Step 8: Implementing RAG over the vector index using vector search
vector_store_retriever = VectorIndexRetriever(index = vector_store_index, similarity_top_k = 2)
query_engine = RetrieverQueryEngine(retriever = vector_store_retriever)
response = query_engine.query('What is WaitGPT?')
print(response)
print("\nSource documents: ")
pprint.pprint(response.source_nodes)
Output:
Step 9: We can enhance the entire operation using a ChatEngine for back-and-forth communication as well
chat_engine = vector_store_index.as_chat_engine(
chat_mode="condense_question", streaming=True
)
response_stream = chat_engine.stream_chat("What are the benefits of WaitGPT")
response_stream.print_response_stream()
Output:
WaitGPT facilitates monitoring and steering of data analysis performed by LLMs, enabling users to enhance error detection and increase their overall confidence in the results. Additionally, WaitGPT empowers users to monitor and steer data analysis performed by LLM agents, enhancing error detection rate and improving overall confidence in the results.
response_stream = chat_engine.stream_chat("How is WaitGPT able to enhance LLMs?")
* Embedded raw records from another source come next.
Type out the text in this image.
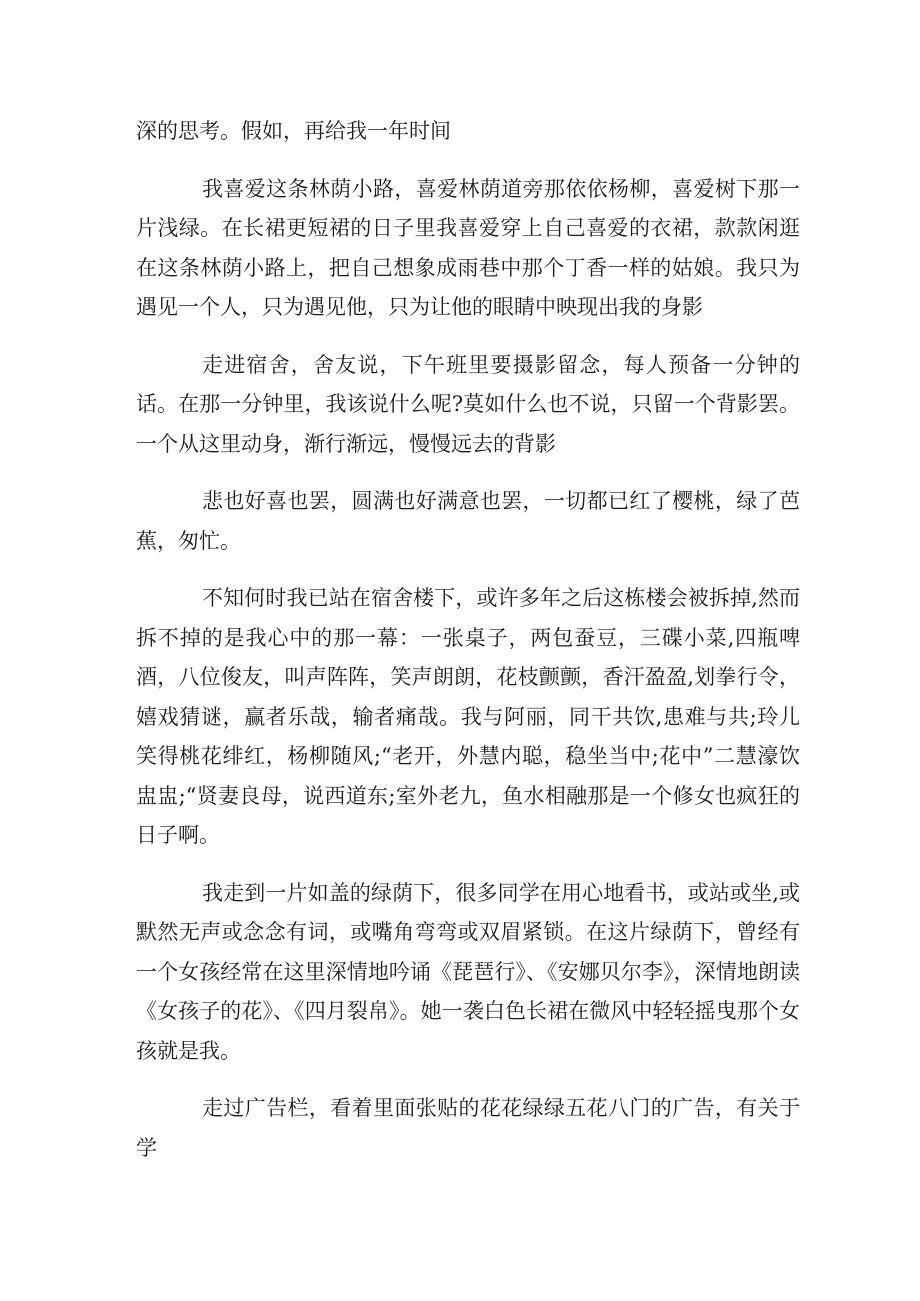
深的思考。假如，再给我一年时间

我喜爱这条林荫小路，喜爱林荫道旁那依依杨柳，喜爱树下那一片浅绿。在长裙更短裙的日子里我喜爱穿上自己喜爱的衣裙，款款闲逛在这条林荫小路上，把自己想象成雨巷中那个丁香一样的姑娘。我只为遇见一个人，只为遇见他，只为让他的眼睛中映现出我的身影

走进宿舍，舍友说，下午班里要摄影留念，每人预备一分钟的话。在那一分钟里，我该说什么呢?莫如什么也不说，只留一个背影罢。一个从这里动身，渐行渐远，慢慢远去的背影

悲也好喜也罢，圆满也好满意也罢，一切都已红了樱桃，绿了芭蕉，匆忙。

不知何时我已站在宿舍楼下，或许多年之后这栋楼会被拆掉,然而拆不掉的是我心中的那一幕：一张桌子，两包蚕豆，三碟小菜,四瓶啤酒，八位俊友，叫声阵阵，笑声朗朗，花枝颤颤，香汗盈盈,划拳行令，嬉戏猜谜，赢者乐哉，输者痛哉。我与阿丽，同干共饮,患难与共;玲儿笑得桃花绯红，杨柳随风;“老开，外慧内聪，稳坐当中;花中”二慧濠饮盅盅;“贤妻良母，说西道东;室外老九，鱼水相融那是一个修女也疯狂的日子啊。

我走到一片如盖的绿荫下，很多同学在用心地看书，或站或坐,或默然无声或念念有词，或嘴角弯弯或双眉紧锁。在这片绿荫下，曾经有一个女孩经常在这里深情地吟诵《琵琶行》、《安娜贝尔李》，深情地朗读《女孩子的花》、《四月裂帛》。她一袭白色长裙在微风中轻轻摇曳那个女孩就是我。

走过广告栏，看着里面张贴的花花绿绿五花八门的广告，有关于学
response_stream.print_response_stream()
Output:
WaitGPT facilitates monitoring and steering of data analysis performed by LLMs by translating stream-based code into a growing visualization of key data operations, allowing for granular interactions. This approach empowers users to actively monitor and steer the data analysis process, leading to enhanced error detection rates and increased overall confidence in the results.
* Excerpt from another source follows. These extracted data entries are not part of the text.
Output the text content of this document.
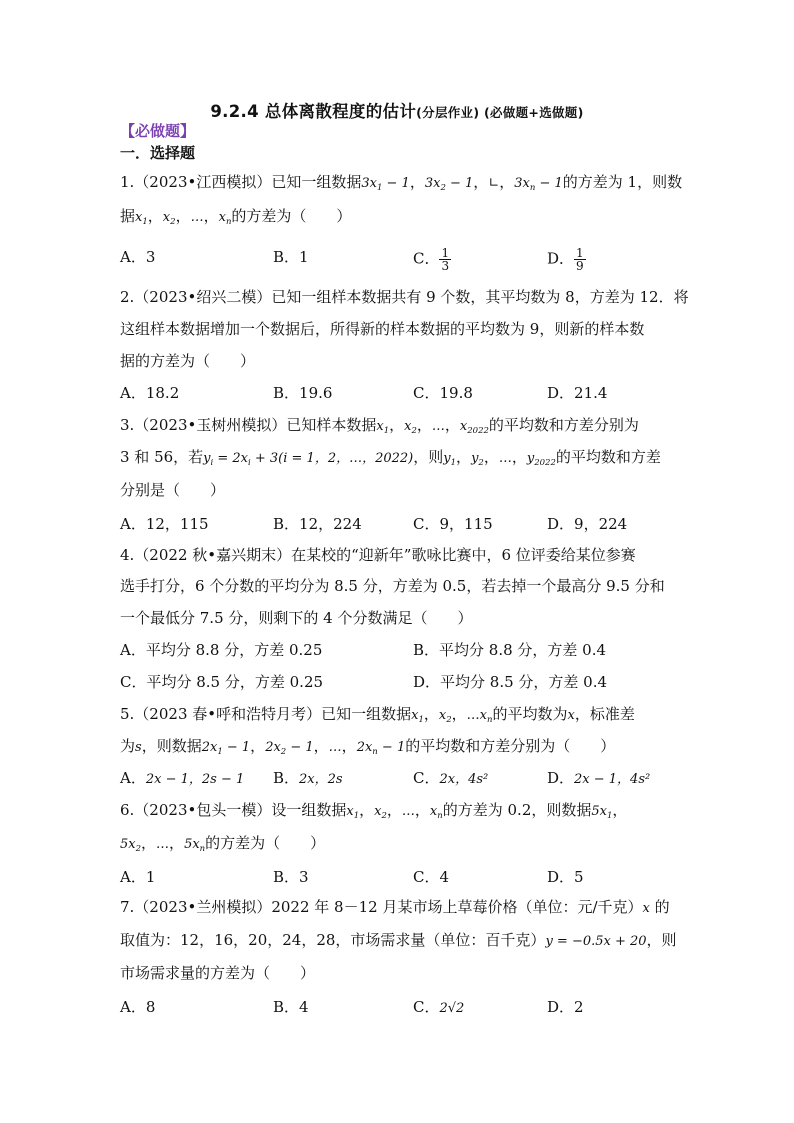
9.2.4 总体离散程度的估计(分层作业) (必做题+选做题)
【必做题】
一．选择题
1.（2023•江西模拟）已知一组数据$3x_1 - 1$，$3x_2 - 1$，∟，$3x_n - 1$的方差为 1，则数
据$x_1$，$x_2$，…，$x_n$的方差为（　　）
A．3	B．1	C． $\frac{1}{3}$	D． $\frac{1}{9}$
2.（2023•绍兴二模）已知一组样本数据共有 9 个数，其平均数为 8，方差为 12．将
这组样本数据增加一个数据后，所得新的样本数据的平均数为 9，则新的样本数
据的方差为（　　）
A．18.2	B．19.6	C．19.8	D．21.4
3.（2023•玉树州模拟）已知样本数据$x_1$，$x_2$，…，$x_{2022}$的平均数和方差分别为
3 和 56，若$y_i = 2x_i + 3(i = 1$，2，…，2022)，则$y_1$，$y_2$，…，$y_{2022}$的平均数和方差
分别是（　　）
A．12，115	B．12，224	C．9，115	D．9，224
4.（2022 秋•嘉兴期末）在某校的“迎新年”歌咏比赛中，6 位评委给某位参赛
选手打分，6 个分数的平均分为 8.5 分，方差为 0.5，若去掉一个最高分 9.5 分和
一个最低分 7.5 分，则剩下的 4 个分数满足（　　）
A．平均分 8.8 分，方差 0.25	B．平均分 8.8 分，方差 0.4
C．平均分 8.5 分，方差 0.25	D．平均分 8.5 分，方差 0.4
5.（2023 春•呼和浩特月考）已知一组数据$x_1$，$x_2$，$\dots x_n$的平均数为x，标准差
为s，则数据$2x_1 - 1$，$2x_2 - 1$，…，$2x_n - 1$的平均数和方差分别为（　　）
A．2x − 1，2s − 1 B．2x，2s	C．2x，4s²	D．2x − 1，4s²
6.（2023•包头一模）设一组数据$x_1$，$x_2$，…，$x_n$的方差为 0.2，则数据$5x_1$，
$5x_2$，…，$5x_n$的方差为（　　）
A．1	B．3	C．4	D．5
7.（2023•兰州模拟）2022 年 8－12 月某市场上草莓价格（单位：元/千克）x 的
取值为：12，16，20，24，28，市场需求量（单位：百千克）y = −0.5x + 20，则
市场需求量的方差为（　　）
A．8	B．4	C．2√2	D．2
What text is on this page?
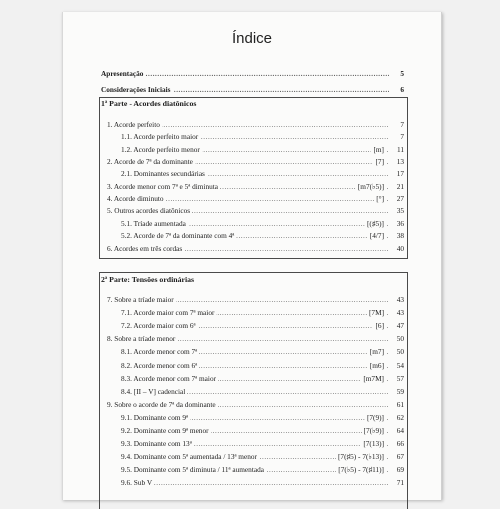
Índice
.....
Apresentação	5
.....
Considerações Iniciais	6
1ª Parte - Acordes diatônicos
.....
1. Acorde perfeito	7
.....
1.1. Acorde perfeito maior	7
.....
1.2. Acorde perfeito menor	[m]	11
.....
2. Acorde de 7ª da dominante	[7]	13
.....
2.1. Dominantes secundárias	17
.....
3. Acorde menor com 7ª e 5ª diminuta	[m7(♭5)]	21
.....
4. Acorde diminuto	[°]	27
.....
5. Outros acordes diatônicos	35
.....
5.1. Tríade aumentada	[(♯5)]	36
.....
5.2. Acorde de 7ª da dominante com 4ª	[4/7]	38
.....
6. Acordes em três cordas	40
2ª Parte: Tensões ordinárias
.....
7. Sobre a tríade maior	43
.....
7.1. Acorde maior com 7ª maior	[7M]	43
.....
7.2. Acorde maior com 6ª	[6]	47
.....
8. Sobre a tríade menor	50
.....
8.1. Acorde menor com 7ª	[m7]	50
.....
8.2. Acorde menor com 6ª	[m6]	54
.....
8.3. Acorde menor com 7ª maior	[m7M]	57
.....
8.4. [II – V] cadencial	59
.....
9. Sobre o acorde de 7ª da dominante	61
.....
9.1. Dominante com 9ª	[7(9)]	62
.....
9.2. Dominante com 9ª menor	[7(♭9)]	64
.....
9.3. Dominante com 13ª	[7(13)]	66
.....
9.4. Dominante com 5ª aumentada / 13ª menor	[7(♯5) - 7(♭13)]	67
.....
9.5. Dominante com 5ª diminuta / 11ª aumentada	[7(♭5) - 7(♯11)]	69
.....
9.6. Sub V	71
Step 10: Similarity search can also be implemented on the vector index
retriever = vector_store_index.as_retriever(similarity_top_k=2)
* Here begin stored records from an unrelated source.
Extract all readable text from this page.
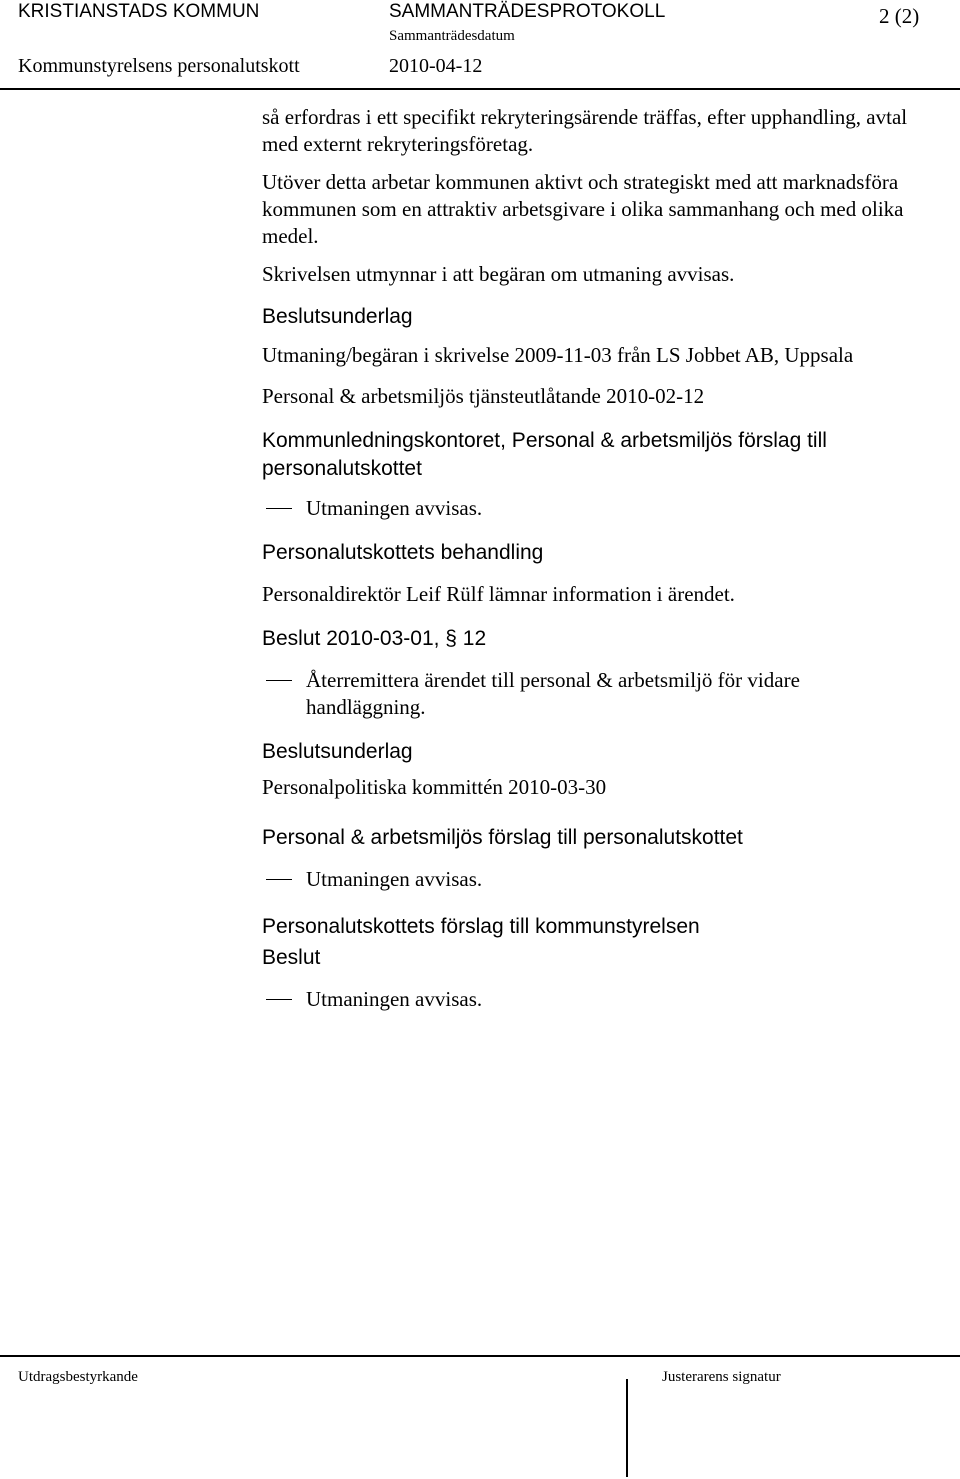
KRISTIANSTADS KOMMUN	SAMMANTRÄDESPROTOKOLL	2 (2)
Sammanträdesdatum
Kommunstyrelsens personalutskott	2010-04-12

så erfordras i ett specifikt rekryteringsärende träffas, efter upphandling, avtal med externt rekryteringsföretag.

Utöver detta arbetar kommunen aktivt och strategiskt med att marknadsföra kommunen som en attraktiv arbetsgivare i olika sammanhang och med olika medel.

Skrivelsen utmynnar i att begäran om utmaning avvisas.

Beslutsunderlag

Utmaning/begäran i skrivelse 2009-11-03 från LS Jobbet AB, Uppsala

Personal & arbetsmiljös tjänsteutlåtande 2010-02-12

Kommunledningskontoret, Personal & arbetsmiljös förslag till personalutskottet

Utmaningen avvisas.

Personalutskottets behandling

Personaldirektör Leif Rülf lämnar information i ärendet.

Beslut 2010-03-01, § 12

Återremittera ärendet till personal & arbetsmiljö för vidare handläggning.

Beslutsunderlag

Personalpolitiska kommittén 2010-03-30

Personal & arbetsmiljös förslag till personalutskottet

Utmaningen avvisas.

Personalutskottets förslag till kommunstyrelsen

Beslut

Utmaningen avvisas.
Utdragsbestyrkande	Justerarens signatur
nodes = retriever.retrieve("How does WaitGPT addresses reliability issues and user challenge in LLM apps?")
for node in nodes:
print(node)
Output:
Node ID: 640da0ef-c300-4876-af75-bf2e5c90af43
Text: By translating stream-based code into a growing visualization of the key data operations and affording granular interactions, WaitGPT empowers users to monitor and steer data analysis performed by LLM agents. A user study (N=12) covering basic data analysis tasks demonstrated that WaitGPT could enhance error detection rate and improve overall co…
Score: 0.926
Node ID: a1d10be9-fd5e-41e2-a25f-8171f77c7087
Text: Publication rights licensed to ACM. This is the author’s version of the work. It is posted here for your personal use. Not for redistribution. The definitive Version of Record was published in The 37th Annual ACM Symposium on User Interface Software and Technology (UIST ’24), October 13–16, 2024, Pittsburgh, PA, USA…
Score: 0.926
Final Words
MongoDB’s Atlas Vector Search provides a comprehensive platform from implementing vector search, combining the strengths of a robust document database with advanced search capabilities. Its integration and support for various LLMs and framework makes it a versatile choice for building intelligent applications and agents.